Munculnya fenomenologi lazimnya dikaitkan dengan Husserl, yang memperkembangkan aliran ini sebagai cara atau metode pendekatan dalam pengetahuan manusia. Menurut prinsip yang dicanangkannya, fenomenologi haruslah kembali kepada data bukan pada pemikiran, yakni pada halnya sendiri yang harus menampakkan dirinya. Subyek harus melepaskan atau – menurut istilah Husserl, menaruh antara tanda kurung semua pengandaian-pengandaian dan kepercayaan-kepercayaan pribadinya serta dengan simpati melihat obyek yang mengarahkan diri kepadanya. Langkah ini disebutnya epoche. Melaui proses ini obyek pengetahuan dilepaskan dari unsur-unsur semantaranya yang tidak hakiki. sehingga tinggal eidos (hakikat obyek) yang menampakkan diri atau mengkonstitusikan diri dalam kesadaran. Jelaslah disini bahwa fonomenologi Husserl menebas tradisi yang sudah dirintis sejak Descartes hingga Hegel, yang mengembangkan pengetahuan lewat konstuksi spekulatif di dalam budi. Bagi Husserl, pengetahuan sejati adalah kehadiran data dalam kesadaran budi, bukan rekayasa pikiran untuk membentuk teori.

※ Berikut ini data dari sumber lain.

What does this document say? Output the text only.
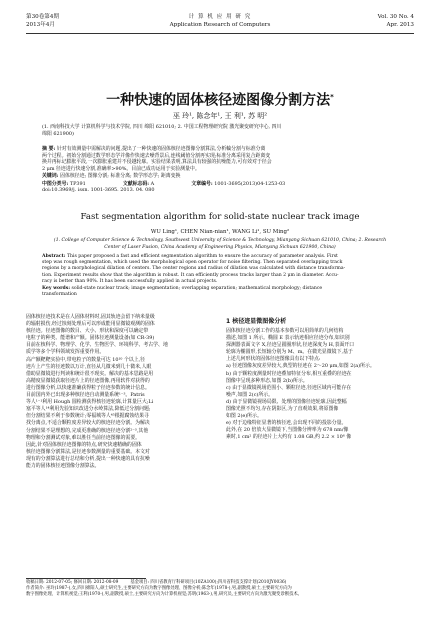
第30卷第4期
2013年4月
计 算 机 应 用 研 究
Application Research of Computers
Vol. 30 No. 4
Apr. 2013
一种快速的固体核径迹图像分割方法*
巫 玲¹, 陈念年¹, 王 利¹, 苏 明²
(1. 西南科技大学 计算机科学与技术学院, 四川 绵阳 621010; 2. 中国工程物理研究院 激光聚变研究中心, 四川
绵阳 621900)
摘 要: 针对有效测量中需解决的问题,提出了一种快速的固体核径迹图像分割算法,分析輪分割与标准分离
两个过程。初始分割通过数学形态学并像作快速去噪背景后,连线阈值分割再实现;标准分离采用复合距离变
换并再标记膨胀平段,一次膨胀重建并不侵越轮廓。实验结果表明,算法具有较强的抗噪能力,可有效对于径会
2 μm 径迹进行快速分割,准确率>90%。目前已成功运用于实验测量中。
关键词: 固体核径迹; 图像分割; 标准分离; 数学形态学; 距离变换
中图分类号: TP391	文献标志码: A	文章编号: 1001-3695(2013)04-1253-03
doi:10.3969/j. issn. 1001-3695. 2013. 04. 080
Fast segmentation algorithm for solid-state nuclear track image
WU Ling¹, CHEN Nian-nian¹, WANG Li¹, SU Ming²
(1. College of Computer Science & Technology, Southwest University of Science & Technology, Mianyang Sichuan 621010, China; 2. Research
Center of Laser Fusion, China Academy of Engineering Physics, Mianyang Sichuan 621900, China)
Abstract: This paper proposed a fast and efficient segmentation algorithm to ensure the accuracy of parameter analysis. First
step was rough segmentation, which used the morphological open operator for noise filtering. Then separated overlapping track
regions by a morphological dilation of centers. The center regions and radius of dilation was calculated with distance transforma-
tion. Experiment results show that the algorithm is robust. It can efficiently process tracks larger than 2 μm in diameter. Accu-
racy is better than 90%. It has been successfully applied in actual projects.
Key words: solid-state nuclear track; image segmentation; overlapping separation; mathematical morphology; distance
transformation
固体核径迹技术是在人固体材料时,固其轨迹会留下纳米量级
的辐射损伤,经过蚀刻处理后可以形成能用显微镜观测的固体
核径迹。径迹图像的数目、大小、形状和深度可以确定带
电粒子的种类、能谱和产额。固体径迹测量设备(如 CR-39)
目前在核科学、物理学、化学、生物医学、环境科学、考古学、地
质学等多个学科领域发挥重要作用。
高产额靶靶实验中,带电粒子的数量可达 10¹⁰ 个以上,径
迹片上产生的径迹数以万计,直径从几微米到几十微米,人眼
借助显微镜进行判读和统计很不现实。解决的基本思路是用
高精度显微镜获取径迹片上的径迹图像,再用软件对获得的
进行图像分析,以快速准确获得粒子径迹参数的统计信息。
目前国内外已出现多种核径迹自动测量系统¹⁻³。Patris
等人¹⁻¹利用 Hough 圆检测获得核径迹轮廓,计算量巨大;Li
塞平等人¹⁴利用先验知识改进分水岭算法,降低过分割问题;
但分割结果不利于参数统计;零福城等人⁴⁵根据腐蚀结果寻
找分离点,不适合颗粒度差异较大的核迹径迹分割。为解决
分割结果不是理想的,完成更准确的核迹径迹分割²⁻³,其他
物理和分割测试对象,难以胜任当前径迹图像的需要。
因此,针对固体核径迹图像的特点,研究快速精确的固体
核径迹图像分割算法,是径迹参数测量的重要基础。本文对
现有的分割算法进行总结和分析,提出一种快速的具有抗噪
能力的固体核径迹图像分割算法。
1 核径迹显微图像分析
固体核径迹分割工作的基本参数可以用简单的几何结构
描述,如图 1 所示。椭圆 E 表示轨迹相应径迹分布,如识别
探测器表面文字 X,径迹呈圆圈形状,径迹深度为 H,表面开口
轮廓为椭圆形,长短轴分别为 M、m。在微光显微镜下,基于
上述几何形状的固体径迹图像具有以下特点:
a) 径迹图像灰度差异较大,典型的径迹在 2～20 μm,如图 2(a)所示。
b) 由于颗粒度测量时径迹叠加特征分布,相互重叠的径迹在
图像中呈现多种形态,如图 2(b)所示。
c) 由于显微镜视场范围小、颗粒径迹,径迹区域内可能存在
噪声,如图 2(c)所示。
d) 由于显微镜视场局限、处理的图像径迹轮廓,因此整幅
图像光照不均匀,存在阴影区,为了直观效果,将原图像
如图 2(e)所示。
e) 对于边缘特征显著的核径迹,会出现不同的投影分量。
此外,在 20 倍放大显微镜下,当图像分辨率为 678 nm/像
素时,1 cm² 的径迹片上大约有 1.08 GB,约 2.2 × 10⁶ 像
收稿日期: 2012-07-05; 修回日期: 2012-08-09	基金项目: 四川省教育厅科研项目(10ZA100);四川省科技支撑计划(2010JY0036)
作者简介: 巫玲(1987-),女,四川绵阳人,硕士研究生,主要研究方向为数字图像处理、图像分析;陈念年(1978-),男,副教授,硕士,主要研究方向为
数字图像处理、计算机视觉;王利(1970-),男,副教授,硕士,主要研究方向为计算机视觉;苏明(1963-),男,研究员,主要研究方向为激光聚变诊断技术。
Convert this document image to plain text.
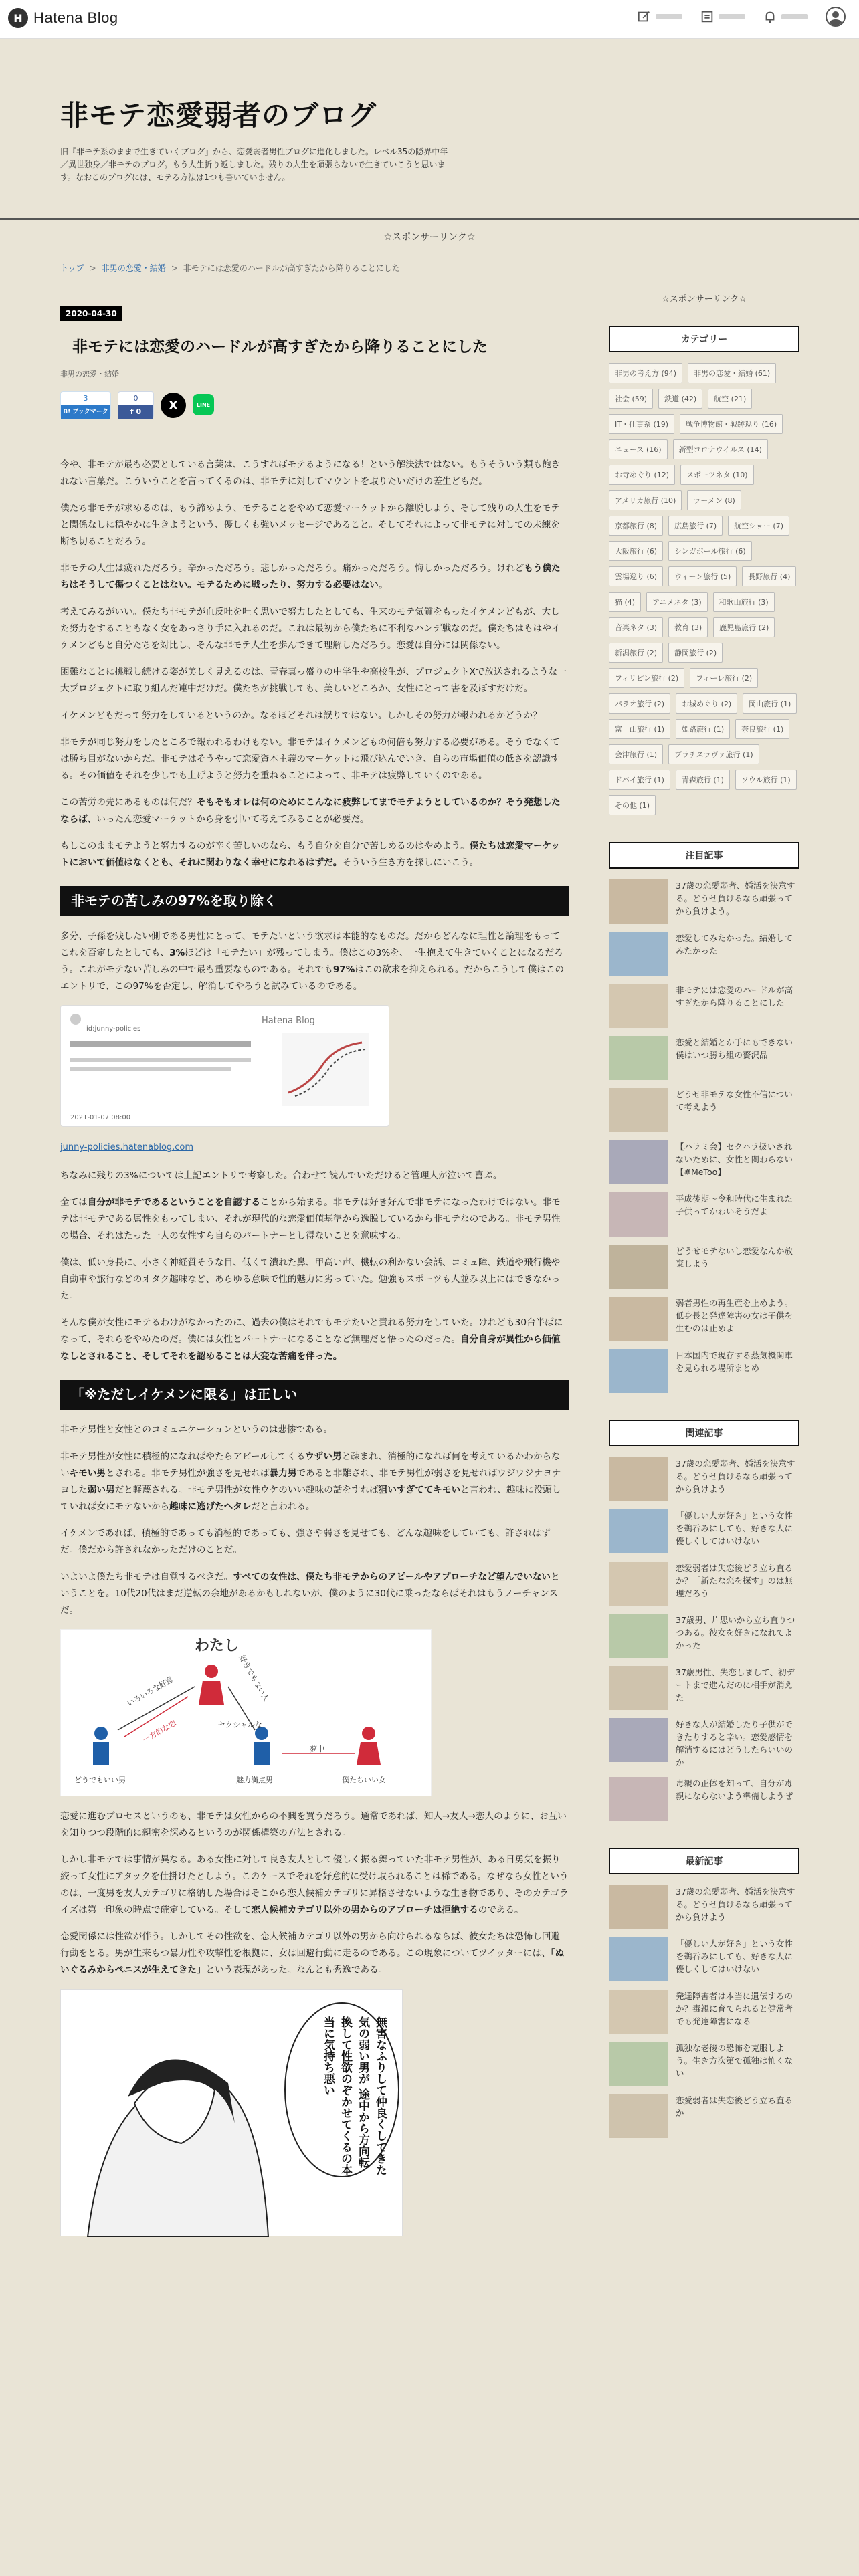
H Hatena Blog
非モテ恋愛弱者のブログ
旧『非モテ系のままで生きていくブログ』から、恋愛弱者男性ブログに進化しました。レベル35の隠界中年／異世独身／非モテのブログ。もう人生折り返しました。残りの人生を頑張らないで生きていこうと思います。なおこのブログには、モテる方法は1つも書いていません。
☆スポンサーリンク☆
トップ > 非男の恋愛・結婚 > 非モテには恋愛のハードルが高すぎたから降りることにした
2020-04-30
非モテには恋愛のハードルが高すぎたから降りることにした
非男の恋愛・結婚
3
B! ブックマーク
0
f 0	X	LINE

今や、非モテが最も必要としている言葉は、こうすればモテるようになる！という解決法ではない。もうそういう類も飽きれない言葉だ。こういうことを言ってくるのは、非モテに対してマウントを取りたいだけの差生どもだ。

僕たち非モテが求めるのは、もう諦めよう、モテることをやめて恋愛マーケットから離脱しよう、そして残りの人生をモテと関係なしに穏やかに生きようという、優しくも強いメッセージであること。そしてそれによって非モテに対しての未練を断ち切ることだろう。

非モテの人生は疲れただろう。辛かっただろう。悲しかっただろう。痛かっただろう。悔しかっただろう。けれどもう僕たちはそうして傷つくことはない。モテるために戦ったり、努力する必要はない。

考えてみるがいい。僕たち非モテが血反吐を吐く思いで努力したとしても、生来のモテ気質をもったイケメンどもが、大した努力をすることもなく女をあっさり手に入れるのだ。これは最初から僕たちに不利なハンデ戦なのだ。僕たちはもはやイケメンどもと自分たちを対比し、そんな非モテ人生を歩んできて理解しただろう。恋愛は自分には関係ない。

困難なことに挑戦し続ける姿が美しく見えるのは、青春真っ盛りの中学生や高校生が、プロジェクトXで放送されるような一大プロジェクトに取り組んだ連中だけだ。僕たちが挑戦しても、美しいどころか、女性にとって害を及ぼすだけだ。

イケメンどもだって努力をしているというのか。なるほどそれは誤りではない。しかしその努力が報われるかどうか？

非モテが同じ努力をしたところで報われるわけもない。非モテはイケメンどもの何倍も努力する必要がある。そうでなくては勝ち目がないからだ。非モテはそうやって恋愛資本主義のマーケットに飛び込んでいき、自らの市場価値の低さを認識する。その価値をそれを少しでも上げようと努力を重ねることによって、非モテは疲弊していくのである。

この苦労の先にあるものは何だ？そもそもオレは何のためにこんなに疲弊してまでモテようとしているのか？そう発想したならば、いったん恋愛マーケットから身を引いて考えてみることが必要だ。

もしこのままモテようと努力するのが辛く苦しいのなら、もう自分を自分で苦しめるのはやめよう。僕たちは恋愛マーケットにおいて価値はなくとも、それに関わりなく幸せになれるはずだ。そういう生き方を探しにいこう。

非モテの苦しみの97%を取り除く

多分、子孫を残したい側である男性にとって、モテたいという欲求は本能的なものだ。だからどんなに理性と論理をもってこれを否定したとしても、3%ほどは「モテたい」が残ってしまう。僕はこの3%を、一生抱えて生きていくことになるだろう。これがモテない苦しみの中で最も重要なものである。それでも97%はこの欲求を抑えられる。だからこうして僕はこのエントリで、この97%を否定し、解消してやろうと試みているのである。

id:junny-policies
Hatena Blog
2021-01-07 08:00
junny-policies.hatenablog.com

ちなみに残りの3%については上記エントリで考察した。合わせて読んでいただけると管理人が泣いて喜ぶ。

全ては自分が非モテであるということを自認することから始まる。非モテは好き好んで非モテになったわけではない。非モテは非モテである属性をもってしまい、それが現代的な恋愛価値基準から逸脱しているから非モテなのである。非モテ男性の場合、それはたった一人の女性すら自らのパートナーとし得ないことを意味する。

僕は、低い身長に、小さく神経質そうな目、低くて潰れた鼻、甲高い声、機転の利かない会話、コミュ障、鉄道や飛行機や自動車や旅行などのオタク趣味など、あらゆる意味で性的魅力に劣っていた。勉強もスポーツも人並み以上にはできなかった。

そんな僕が女性にモテるわけがなかったのに、過去の僕はそれでもモテたいと責れる努力をしていた。けれども30台半ばになって、それらをやめたのだ。僕には女性とパートナーになることなど無理だと悟ったのだった。自分自身が異性から価値なしとされること、そしてそれを認めることは大変な苦痛を伴った。

「※ただしイケメンに限る」は正しい

非モテ男性と女性とのコミュニケーションというのは悲惨である。

非モテ男性が女性に積極的になればやたらアピールしてくるウザい男と疎まれ、消極的になれば何を考えているかわからないキモい男とされる。非モテ男性が強さを見せれば暴力男であると非難され、非モテ男性が弱さを見せればウジウジナヨナヨした弱い男だと軽蔑される。非モテ男性が女性ウケのいい趣味の話をすれば狙いすぎててキモいと言われ、趣味に没頭していれば女にモテないから趣味に逃げたヘタレだと言われる。

イケメンであれば、積極的であっても消極的であっても、強さや弱さを見せても、どんな趣味をしていても、許されはずだ。僕だから許されなかっただけのことだ。

いよいよ僕たち非モテは自覚するべきだ。すべての女性は、僕たち非モテからのアピールやアプローチなど望んでいないということを。10代20代はまだ逆転の余地があるかもしれないが、僕のように30代に乗ったならばそれはもうノーチャンスだ。

わたし
いろいろな好意
一方的な恋
好きでもない人
セクシャルな
どうでもいい男	魅力満点男
夢中
僕たちいい女

恋愛に進むプロセスというのも、非モテは女性からの不興を買うだろう。通常であれば、知人→友人→恋人のように、お互いを知りつつ段階的に親密を深めるというのが関係構築の方法とされる。

しかし非モテでは事情が異なる。ある女性に対して良き友人として優しく振る舞っていた非モテ男性が、ある日勇気を振り絞って女性にアタックを仕掛けたとしよう。このケースでそれを好意的に受け取られることは稀である。なぜなら女性というのは、一度男を友人カテゴリに格納した場合はそこから恋人候補カテゴリに昇格させないような生き物であり、そのカテゴライズは第一印象の時点で確定している。そして恋人候補カテゴリ以外の男からのアプローチは拒絶するのである。

恋愛関係には性欲が伴う。しかしてその性欲を、恋人候補カテゴリ以外の男から向けられるならば、彼女たちは恐怖し回避行動をとる。男が生来もつ暴力性や攻撃性を根拠に、女は回避行動に走るのである。この現象についてツイッターには、「ぬいぐるみからペニスが生えてきた」という表現があった。なんとも秀逸である。

無害なふりして仲良くしてきた気の弱い男が 途中から方向転換して性欲のぞかせてくるの本当に気持ち悪い
☆スポンサーリンク☆
カテゴリー
非男の考え方 (94)	非男の恋愛・結婚 (61)
社会 (59)	鉄道 (42)	航空 (21)
IT・仕事系 (19)	戦争博物館・戦跡巡り (16)
ニュース (16)	新型コロナウイルス (14)
お寺めぐり (12)	スポーツネタ (10)
アメリカ旅行 (10)	ラーメン (8)
京都旅行 (8)	広島旅行 (7)	航空ショー (7)
大阪旅行 (6)	シンガポール旅行 (6)
雲場巡り (6)	ウィーン旅行 (5)	長野旅行 (4)
猫 (4)	アニメネタ (3)	和歌山旅行 (3)
音楽ネタ (3)	教育 (3)	鹿児島旅行 (2)
新潟旅行 (2)	静岡旅行 (2)
フィリピン旅行 (2)	フィーレ旅行 (2)
パラオ旅行 (2)	お城めぐり (2)	岡山旅行 (1)
富士山旅行 (1)	姫路旅行 (1)	奈良旅行 (1)
会津旅行 (1)	ブラチスラヴァ旅行 (1)
ドバイ旅行 (1)	青森旅行 (1)	ソウル旅行 (1)
その他 (1)
注目記事
37歳の恋愛弱者、婚活を決意する。どうせ負けるなら頑張ってから負けよう。
恋愛してみたかった。結婚してみたかった
非モテには恋愛のハードルが高すぎたから降りることにした
恋愛と結婚とか手にもできない僕はいつ勝ち組の贅沢品
どうせ非モテな女性不信について考えよう
【ハラミ会】セクハラ扱いされないために、女性と関わらない【#MeToo】
平成後期〜令和時代に生まれた子供ってかわいそうだよ
どうせモテないし恋愛なんか放棄しよう
弱者男性の再生産を止めよう。低身長と発達障害の女は子供を生むのは止めよ
日本国内で現存する蒸気機関車を見られる場所まとめ
関連記事
37歳の恋愛弱者、婚活を決意する。どうせ負けるなら頑張ってから負けよう
「優しい人が好き」という女性を鵜呑みにしても、好きな人に優しくしてはいけない
恋愛弱者は失恋後どう立ち直るか？「新たな恋を探す」のは無理だろう
37歳男、片思いから立ち直りつつある。彼女を好きになれてよかった
37歳男性、失恋しまして、初デートまで進んだのに相手が消えた
好きな人が結婚したり子供ができたりすると辛い。恋愛感情を解消するにはどうしたらいいのか
毒親の正体を知って、自分が毒親にならないよう準備しようぜ
最新記事
37歳の恋愛弱者、婚活を決意する。どうせ負けるなら頑張ってから負けよう
「優しい人が好き」という女性を鵜呑みにしても、好きな人に優しくしてはいけない
発達障害者は本当に遺伝するのか？毒親に育てられると健常者でも発達障害になる
孤独な老後の恐怖を克服しよう。生き方次第で孤独は怖くない
恋愛弱者は失恋後どう立ち直るか
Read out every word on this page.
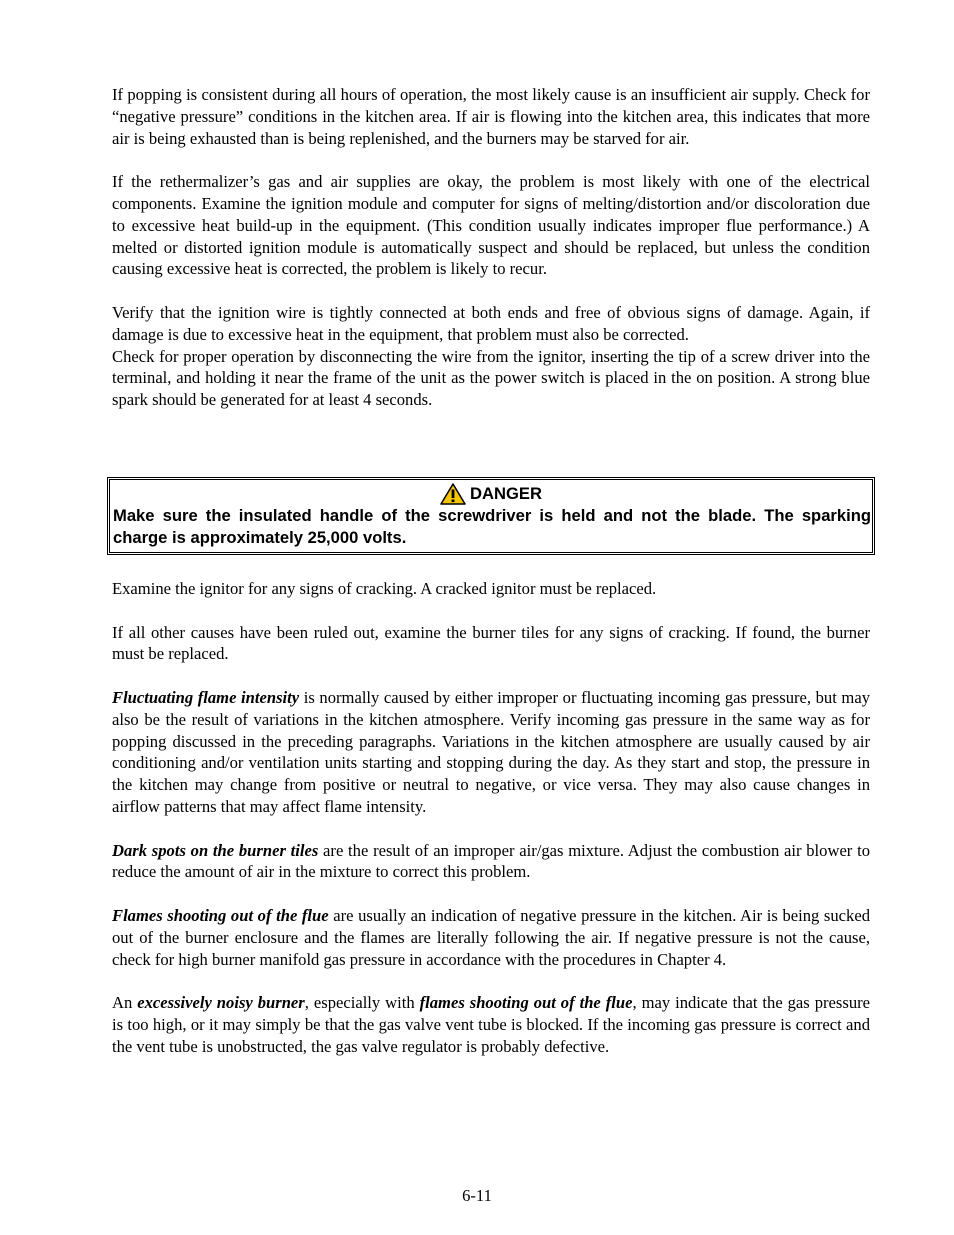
If popping is consistent during all hours of operation, the most likely cause is an insufficient air supply. Check for “negative pressure” conditions in the kitchen area. If air is flowing into the kitchen area, this indicates that more air is being exhausted than is being replenished, and the burners may be starved for air.

If the rethermalizer’s gas and air supplies are okay, the problem is most likely with one of the electrical components. Examine the ignition module and computer for signs of melting/distortion and/or discoloration due to excessive heat build-up in the equipment. (This condition usually indicates improper flue performance.) A melted or distorted ignition module is automatically suspect and should be replaced, but unless the condition causing excessive heat is corrected, the problem is likely to recur.

Verify that the ignition wire is tightly connected at both ends and free of obvious signs of damage. Again, if damage is due to excessive heat in the equipment, that problem must also be corrected.

Check for proper operation by disconnecting the wire from the ignitor, inserting the tip of a screw driver into the terminal, and holding it near the frame of the unit as the power switch is placed in the on position. A strong blue spark should be generated for at least 4 seconds.

DANGER
Make sure the insulated handle of the screwdriver is held and not the blade. The sparking charge is approximately 25,000 volts.

Examine the ignitor for any signs of cracking. A cracked ignitor must be replaced.

If all other causes have been ruled out, examine the burner tiles for any signs of cracking. If found, the burner must be replaced.

Fluctuating flame intensity is normally caused by either improper or fluctuating incoming gas pressure, but may also be the result of variations in the kitchen atmosphere. Verify incoming gas pressure in the same way as for popping discussed in the preceding paragraphs. Variations in the kitchen atmosphere are usually caused by air conditioning and/or ventilation units starting and stopping during the day. As they start and stop, the pressure in the kitchen may change from positive or neutral to negative, or vice versa. They may also cause changes in airflow patterns that may affect flame intensity.

Dark spots on the burner tiles are the result of an improper air/gas mixture. Adjust the combustion air blower to reduce the amount of air in the mixture to correct this problem.

Flames shooting out of the flue are usually an indication of negative pressure in the kitchen. Air is being sucked out of the burner enclosure and the flames are literally following the air. If negative pressure is not the cause, check for high burner manifold gas pressure in accordance with the procedures in Chapter 4.

An excessively noisy burner, especially with flames shooting out of the flue, may indicate that the gas pressure is too high, or it may simply be that the gas valve vent tube is blocked. If the incoming gas pressure is correct and the vent tube is unobstructed, the gas valve regulator is probably defective.

6-11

Dengan segera fonomenologi memperoleh pamor yang sangat luas. Hal ini karena fonomenologi tidak mengajukan suatu sistem pemikiran yang ekslusif, sebagaimana aliran-aliran filsafat yang berkembang sebelumnya, yang menjadi isme-isme besar, melainkan cara, atau metode saja dalam mendekati persoalan. Dengan demikian fenomenologi dapat digunakan untuk atau dianut oleh berbagai bidang ilmu seperti antropologi, sosiologi dan studi-studi agama. Semuanya ini mempunyai kesamaan umum dalam hal empati pada obyek penyelidikan dan mencoba menangkap hakikat obyeknya, sebagaimana ia menampakkan diri dalam kesadaran.[3]
Metode fonomenologi tidak hanya menghasilkan suatu deskripsi mengenai gejala-gejala yang dipelajari, sebagaimana sering diperkirakan, tidak juga bermagsud menerangkan hakikat filosofis dari fenomena itu; sebab fonomenologi bukanlah sekedar deskriptif atau normatif belaka, tetapi metode ini memberikan kepada kita arti yang lebih dalam dari sutu fenomena.

B. PENGERTIAN
Kata fenomenologi berasal dari kata Yunani, phainesthai yang berarti “menunjukkan” dan “menampakkan diri sendiri”.[4] Pada literatur lain ia berasal dari kata Yunani phenomenon, yaitu sesuatu yang tampak yang terlihat karena bercakupan. Dalam bahasa indonesia biasa dipakai istilah gejala. Jadi, fenomenologi adalah suatu aliran yang membicarakan fenomena atau segala sesuatu yang menampakkan diri.[5]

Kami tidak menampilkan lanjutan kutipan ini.